For one, there are many (too many to be exact) organizations that are promoting changes in the medical field to address the “short staffing” problem as well as “whistle blowing” which is unreasonable reprimand or consequences for speaking up. These organizations have already put together petitions and are working to change the problems that exist. You can sign their petitions, join as members, assist them with their mission and even make cash donations to support them.
So, what can we do while we are waiting for things to change?

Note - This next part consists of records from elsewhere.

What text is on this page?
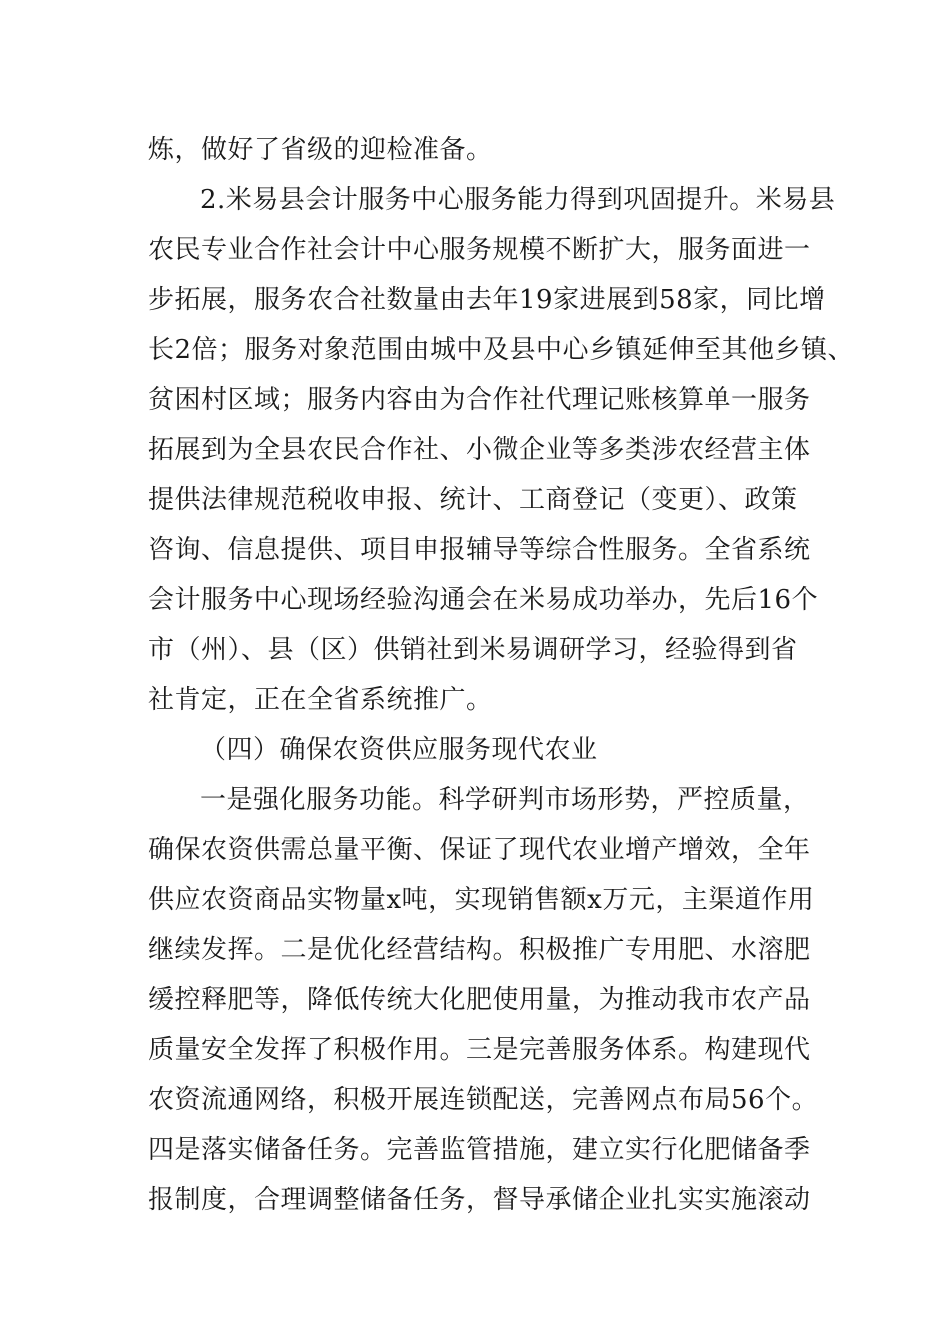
炼，做好了省级的迎检准备。
2.米易县会计服务中心服务能力得到巩固提升。米易县
农民专业合作社会计中心服务规模不断扩大，服务面进一
步拓展，服务农合社数量由去年19家进展到58家，同比增
长2倍；服务对象范围由城中及县中心乡镇延伸至其他乡镇、
贫困村区域；服务内容由为合作社代理记账核算单一服务
拓展到为全县农民合作社、小微企业等多类涉农经营主体
提供法律规范税收申报、统计、工商登记（变更）、政策
咨询、信息提供、项目申报辅导等综合性服务。全省系统
会计服务中心现场经验沟通会在米易成功举办，先后16个
市（州）、县（区）供销社到米易调研学习，经验得到省
社肯定，正在全省系统推广。
（四）确保农资供应服务现代农业
一是强化服务功能。科学研判市场形势，严控质量，
确保农资供需总量平衡、保证了现代农业增产增效，全年
供应农资商品实物量x吨，实现销售额x万元，主渠道作用
继续发挥。二是优化经营结构。积极推广专用肥、水溶肥
缓控释肥等，降低传统大化肥使用量，为推动我市农产品
质量安全发挥了积极作用。三是完善服务体系。构建现代
农资流通网络，积极开展连锁配送，完善网点布局56个。
四是落实储备任务。完善监管措施，建立实行化肥储备季
报制度，合理调整储备任务，督导承储企业扎实实施滚动
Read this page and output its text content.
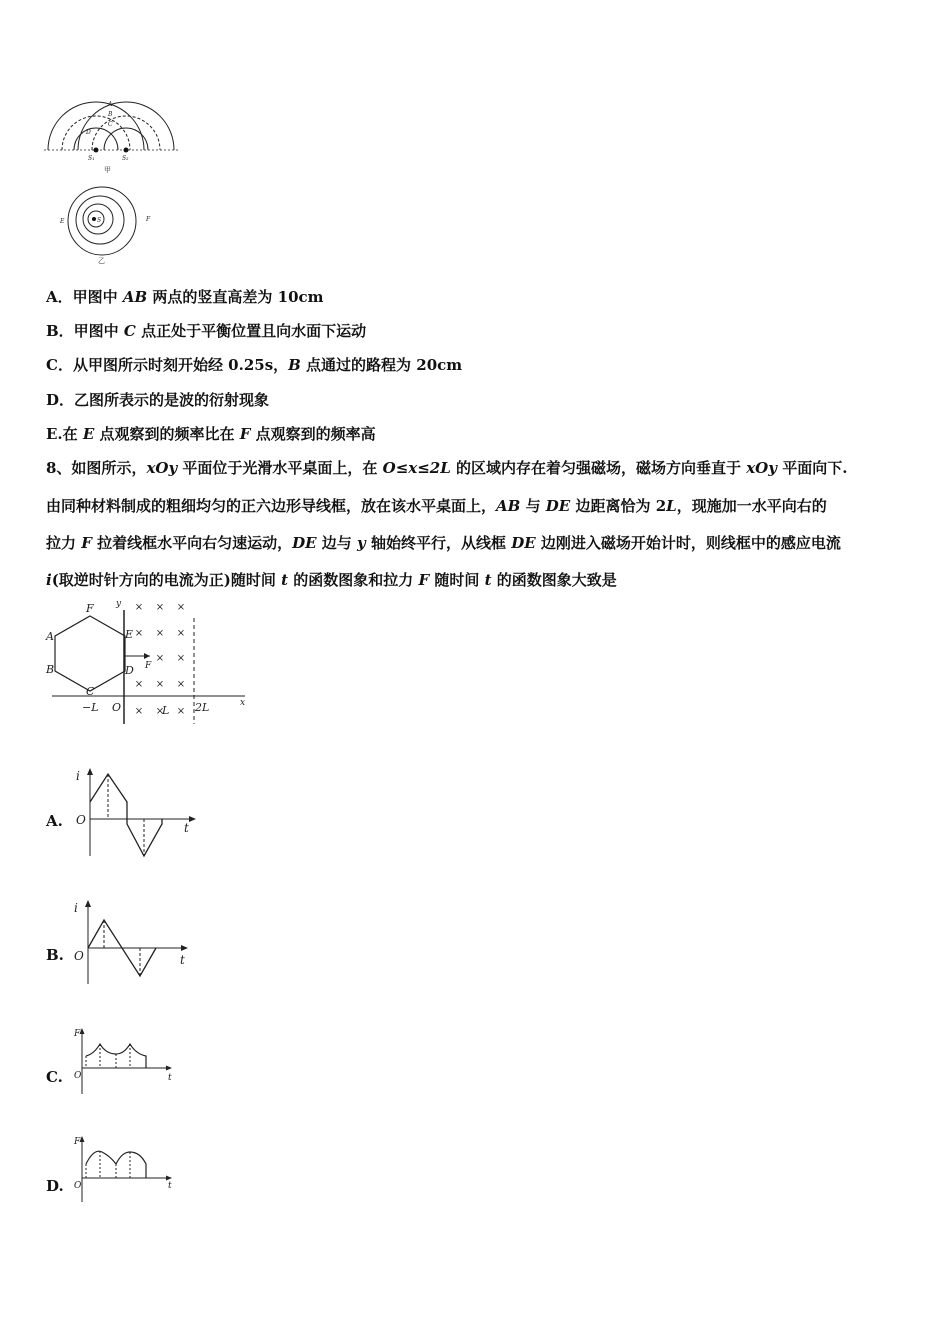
A
B
C
D
S₁	S₂
甲
E	F
S
乙
A．甲图中 AB 两点的竖直高差为 10cm
B．甲图中 C 点正处于平衡位置且向水面下运动
C．从甲图所示时刻开始经 0.25s，B 点通过的路程为 20cm
D．乙图所表示的是波的衍射现象
E.在 E 点观察到的频率比在 F 点观察到的频率高
8、如图所示，xOy 平面位于光滑水平桌面上，在 O≤x≤2L 的区域内存在着匀强磁场，磁场方向垂直于 xOy 平面向下.
由同种材料制成的粗细均匀的正六边形导线框，放在该水平桌面上，AB 与 DE 边距离恰为 2L，现施加一水平向右的
拉力 F 拉着线框水平向右匀速运动，DE 边与 y 轴始终平行，从线框 DE 边刚进入磁场开始计时，则线框中的感应电流
i(取逆时针方向的电流为正)随时间 t 的函数图象和拉力 F 随时间 t 的函数图象大致是
F
A
B
C
D
E
F
y
x
O
−L	L 2L
× × ×
× × ×
× ×
× × ×
× × ×
A.
i
O
t
B.
i
O	t
C.
F
O	t
D.
F
O	t
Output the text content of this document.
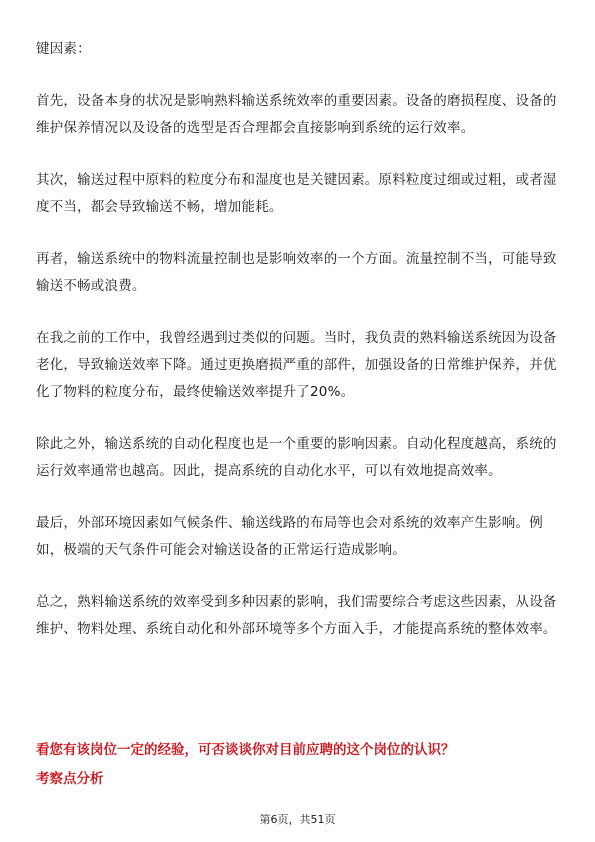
键因素：

首先，设备本身的状况是影响熟料输送系统效率的重要因素。设备的磨损程度、设备的维护保养情况以及设备的选型是否合理都会直接影响到系统的运行效率。

其次，输送过程中原料的粒度分布和湿度也是关键因素。原料粒度过细或过粗，或者湿度不当，都会导致输送不畅，增加能耗。

再者，输送系统中的物料流量控制也是影响效率的一个方面。流量控制不当，可能导致输送不畅或浪费。

在我之前的工作中，我曾经遇到过类似的问题。当时，我负责的熟料输送系统因为设备老化，导致输送效率下降。通过更换磨损严重的部件，加强设备的日常维护保养，并优化了物料的粒度分布，最终使输送效率提升了20%。

除此之外，输送系统的自动化程度也是一个重要的影响因素。自动化程度越高，系统的运行效率通常也越高。因此，提高系统的自动化水平，可以有效地提高效率。

最后，外部环境因素如气候条件、输送线路的布局等也会对系统的效率产生影响。例如，极端的天气条件可能会对输送设备的正常运行造成影响。

总之，熟料输送系统的效率受到多种因素的影响，我们需要综合考虑这些因素，从设备维护、物料处理、系统自动化和外部环境等多个方面入手，才能提高系统的整体效率。

看您有该岗位一定的经验，可否谈谈你对目前应聘的这个岗位的认识？

考察点分析

第6页，共51页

KNOW YOUR MEDICAL PROVIDER! Ask hospital administrators how many patients that their nurses are responsible for on each shift. Ask them how they handle “short staffing” concerns. Tell them that you know that 8 – 10 or more patients is unsafe. Tell them that you do not agree with their staffing model and that you are aware that the risk of medical errors goes up with the number of patients there staff is responsible for. Tell them that you refuse to believe when staff is forced to tell you that they have the time to take care of you and that you don’t approve of them covering things up with lies. Tell them that you don’t agree with risking patients’ lives by refusing to staff with numbers that allow for safe patient handling and care.

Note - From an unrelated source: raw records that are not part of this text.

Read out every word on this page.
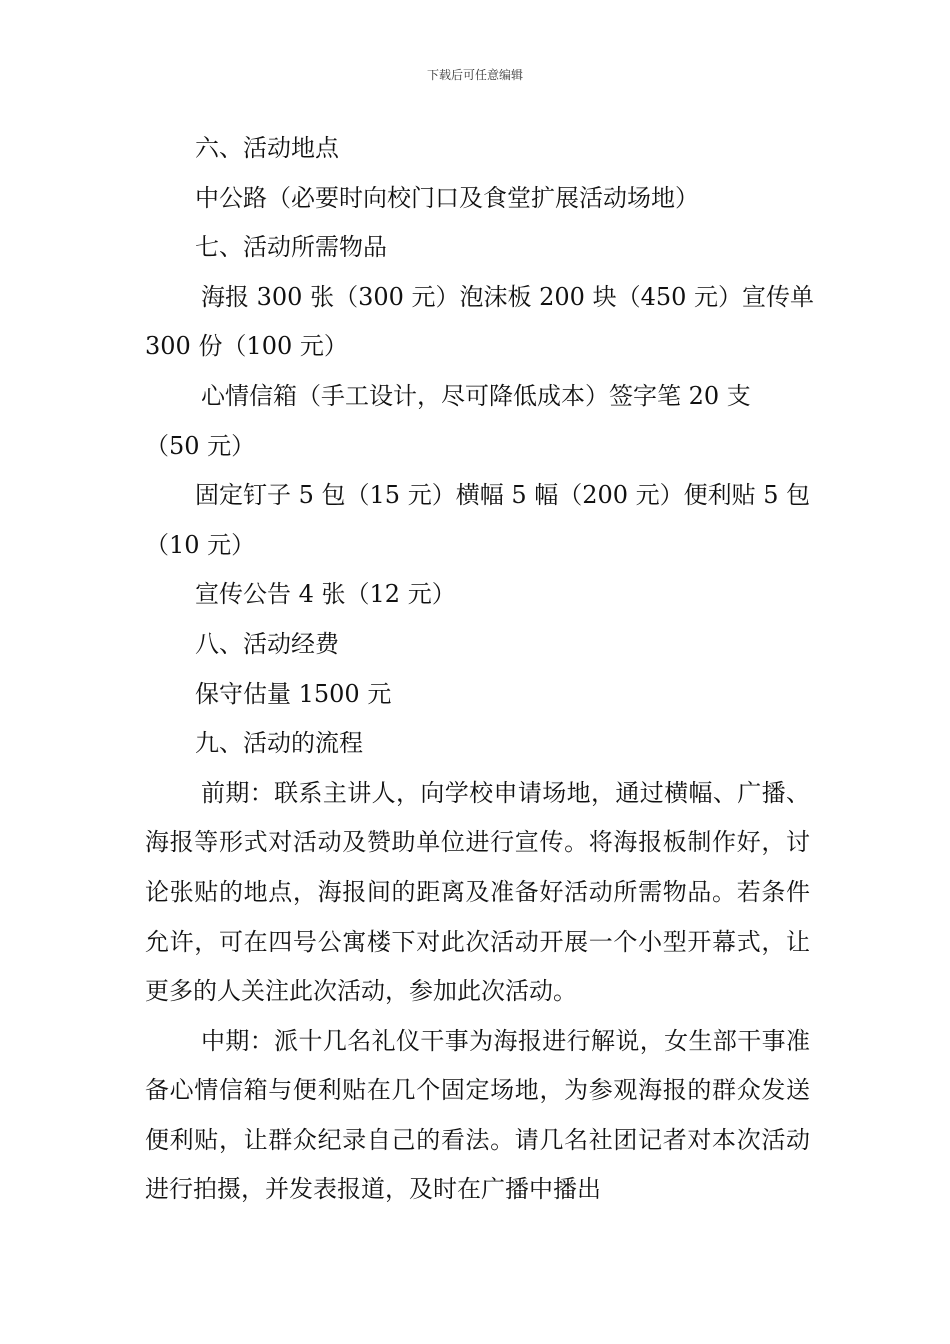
下载后可任意编辑
六、活动地点
中公路（必要时向校门口及食堂扩展活动场地）
七、活动所需物品
海报 300 张（300 元）泡沫板 200 块（450 元）宣传单
300 份（100 元）
心情信箱（手工设计，尽可降低成本）签字笔 20 支
（50 元）
固定钉子 5 包（15 元）横幅 5 幅（200 元）便利贴 5 包
（10 元）
宣传公告 4 张（12 元）
八、活动经费
保守估量 1500 元
九、活动的流程

前期：联系主讲人，向学校申请场地，通过横幅、广播、海报等形式对活动及赞助单位进行宣传。将海报板制作好，讨论张贴的地点，海报间的距离及准备好活动所需物品。若条件允许，可在四号公寓楼下对此次活动开展一个小型开幕式，让更多的人关注此次活动，参加此次活动。

中期：派十几名礼仪干事为海报进行解说，女生部干事准备心情信箱与便利贴在几个固定场地，为参观海报的群众发送便利贴，让群众纪录自己的看法。请几名社团记者对本次活动进行拍摄，并发表报道，及时在广播中播出
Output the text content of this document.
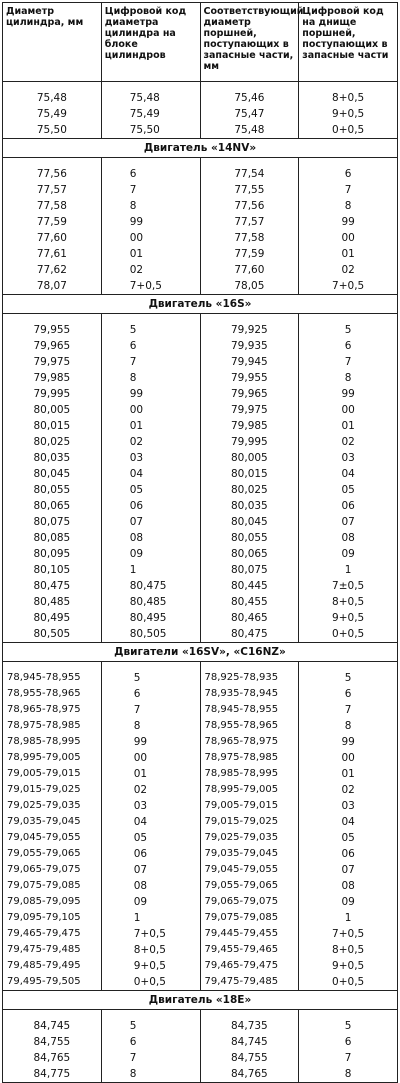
Диаметр цилиндра, мм	Цифровой код диаметра цилиндра на блоке цилиндров	Соответствующий диаметр поршней, поступающих в запасные части, мм	Цифровой код на днище поршней, поступающих в запасные части

75,48	75,48	75,46	8+0,5
75,49	75,49	75,47	9+0,5
75,50	75,50	75,48	0+0,5
Двигатель «14NV»			

77,56	6	77,54	6
77,57	7	77,55	7
77,58	8	77,56	8
77,59	99	77,57	99
77,60	00	77,58	00
77,61	01	77,59	01
77,62	02	77,60	02
78,07	7+0,5	78,05	7+0,5
Двигатель «16S»			

79,955	5	79,925	5
79,965	6	79,935	6
79,975	7	79,945	7
79,985	8	79,955	8
79,995	99	79,965	99
80,005	00	79,975	00
80,015	01	79,985	01
80,025	02	79,995	02
80,035	03	80,005	03
80,045	04	80,015	04
80,055	05	80,025	05
80,065	06	80,035	06
80,075	07	80,045	07
80,085	08	80,055	08
80,095	09	80,065	09
80,105	1	80,075	1
80,475	80,475	80,445	7±0,5
80,485	80,485	80,455	8+0,5
80,495	80,495	80,465	9+0,5
80,505	80,505	80,475	0+0,5
Двигатели «16SV», «С16NZ»			

78,945-78,955	5	78,925-78,935	5
78,955-78,965	6	78,935-78,945	6
78,965-78,975	7	78,945-78,955	7
78,975-78,985	8	78,955-78,965	8
78,985-78,995	99	78,965-78,975	99
78,995-79,005	00	78,975-78,985	00
79,005-79,015	01	78,985-78,995	01
79,015-79,025	02	78,995-79,005	02
79,025-79,035	03	79,005-79,015	03
79,035-79,045	04	79,015-79,025	04
79,045-79,055	05	79,025-79,035	05
79,055-79,065	06	79,035-79,045	06
79,065-79,075	07	79,045-79,055	07
79,075-79,085	08	79,055-79,065	08
79,085-79,095	09	79,065-79,075	09
79,095-79,105	1	79,075-79,085	1
79,465-79,475	7+0,5	79,445-79,455	7+0,5
79,475-79,485	8+0,5	79,455-79,465	8+0,5
79,485-79,495	9+0,5	79,465-79,475	9+0,5
79,495-79,505	0+0,5	79,475-79,485	0+0,5
Двигатель «18Е»			

84,745	5	84,735	5
84,755	6	84,745	6
84,765	7	84,755	7
84,775	8	84,765	8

Another deceiving concept is something called “Magnet Status.” With this “title” hospitals strive to convince the public that their employees are happy to work there and that safe conditions exist. Again, take a look around. How many experienced seasoned nurses do you see? If the majority of the population is young and new graduates, then why has there been such a turn around in employees? How many supplemental staff are on the floor? Chances are many seasoned nurses were pushed out, fired or chased off. The present staff is encouraged to prove their loyalty by acting out in a way to help the hospital obtain “Magnet Status.” As far as I am concerned, Magnet Status would be the hospitals with the least amount of turnover, the least amount of terminated employees and the least amount of employees that have left due to dissatisfaction. There isn’t anything in the process of achieving “Magnet Status” that addresses that. Achieving “Magnet Status” comes from current employees who may not have even been there long and all they have to do is fill out surveys. I believe “Magnet Status” should be a concept that tells the public that they reviewed their “human resources” files and they publicly post….

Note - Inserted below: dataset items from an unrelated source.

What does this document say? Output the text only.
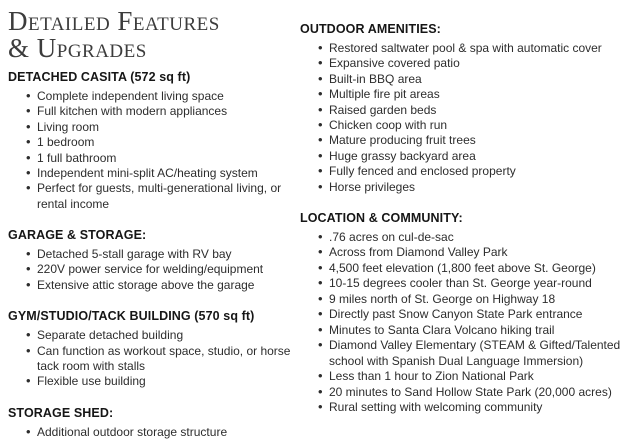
Detailed Features
& Upgrades
DETACHED CASITA (572 sq ft)
• Complete independent living space
• Full kitchen with modern appliances
• Living room
• 1 bedroom
• 1 full bathroom
• Independent mini-split AC/heating system
• Perfect for guests, multi-generational living, or rental income
GARAGE & STORAGE:
• Detached 5-stall garage with RV bay
• 220V power service for welding/equipment
• Extensive attic storage above the garage
GYM/STUDIO/TACK BUILDING (570 sq ft)
• Separate detached building
• Can function as workout space, studio, or horse tack room with stalls
• Flexible use building
STORAGE SHED:
• Additional outdoor storage structure
OUTDOOR AMENITIES:
• Restored saltwater pool & spa with automatic cover
• Expansive covered patio
• Built-in BBQ area
• Multiple fire pit areas
• Raised garden beds
• Chicken coop with run
• Mature producing fruit trees
• Huge grassy backyard area
• Fully fenced and enclosed property
• Horse privileges
LOCATION & COMMUNITY:
• .76 acres on cul-de-sac
• Across from Diamond Valley Park
• 4,500 feet elevation (1,800 feet above St. George)
• 10-15 degrees cooler than St. George year-round
• 9 miles north of St. George on Highway 18
• Directly past Snow Canyon State Park entrance
• Minutes to Santa Clara Volcano hiking trail
• Diamond Valley Elementary (STEAM & Gifted/Talented school with Spanish Dual Language Immersion)
• Less than 1 hour to Zion National Park
• 20 minutes to Sand Hollow State Park (20,000 acres)
• Rural setting with welcoming community
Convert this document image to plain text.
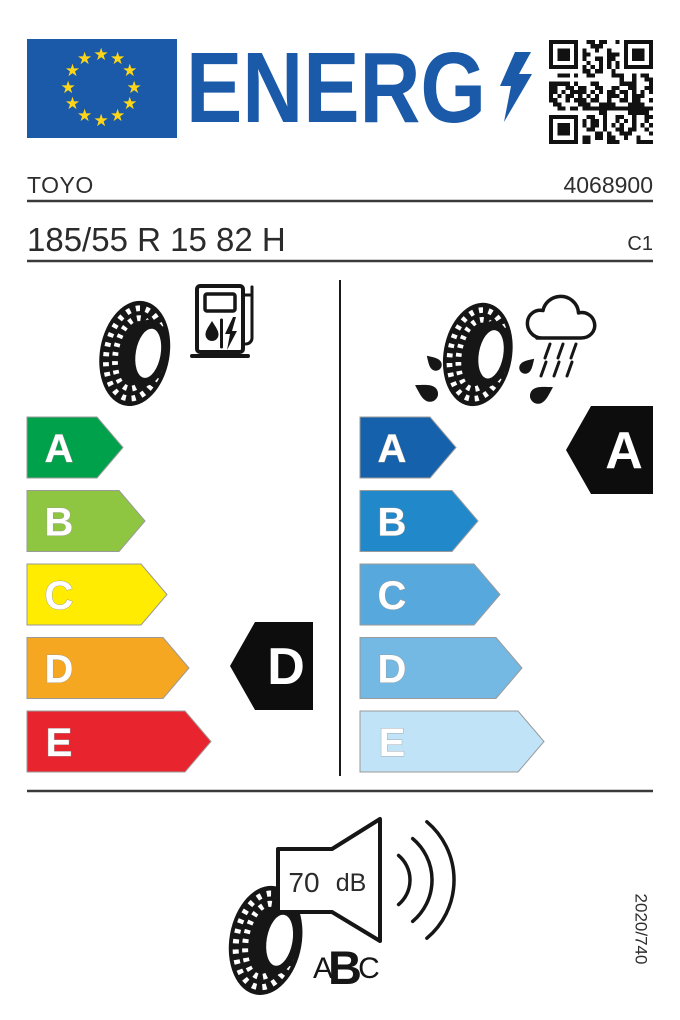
★ ★
★
★
★
★
★
★
★
★
★
★
TOYO	4068900
185/55 R 15 82 H	C1
2020/740
ENERG
A
B
C
D
E
D
A
B
C
D
E
A
70 dB
A
B
C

1) The number of employees terminated for negative reasons,
2) The number of employees that left voluntarily for negative reasons,
3) The number of employees that left satisfied but to pursue other options,
4) The number of patients that nurses are responsible for on each unit and each shift.
Those are the facts that speak for themselves.
Read more about Magnet Status:
See the actual survey for nurses:
Fill in the information with something and go read the survey for yourself.
The questions in the survey do not address the most important issues that result in SAFE PATIENT CARE.
Don’t waste your breath telling them that you felt the nurses were too busy and didn’t have time. Tell them what you know. Tell them that you know 8 patients and more is unsafe. Tell them that forcing employees to repeat scripts telling you that they have time is an insult to your intelligence. It’s your life and your health…. what is it worth to you to turn the other cheek until some medical error causes a tragedy in YOUR family.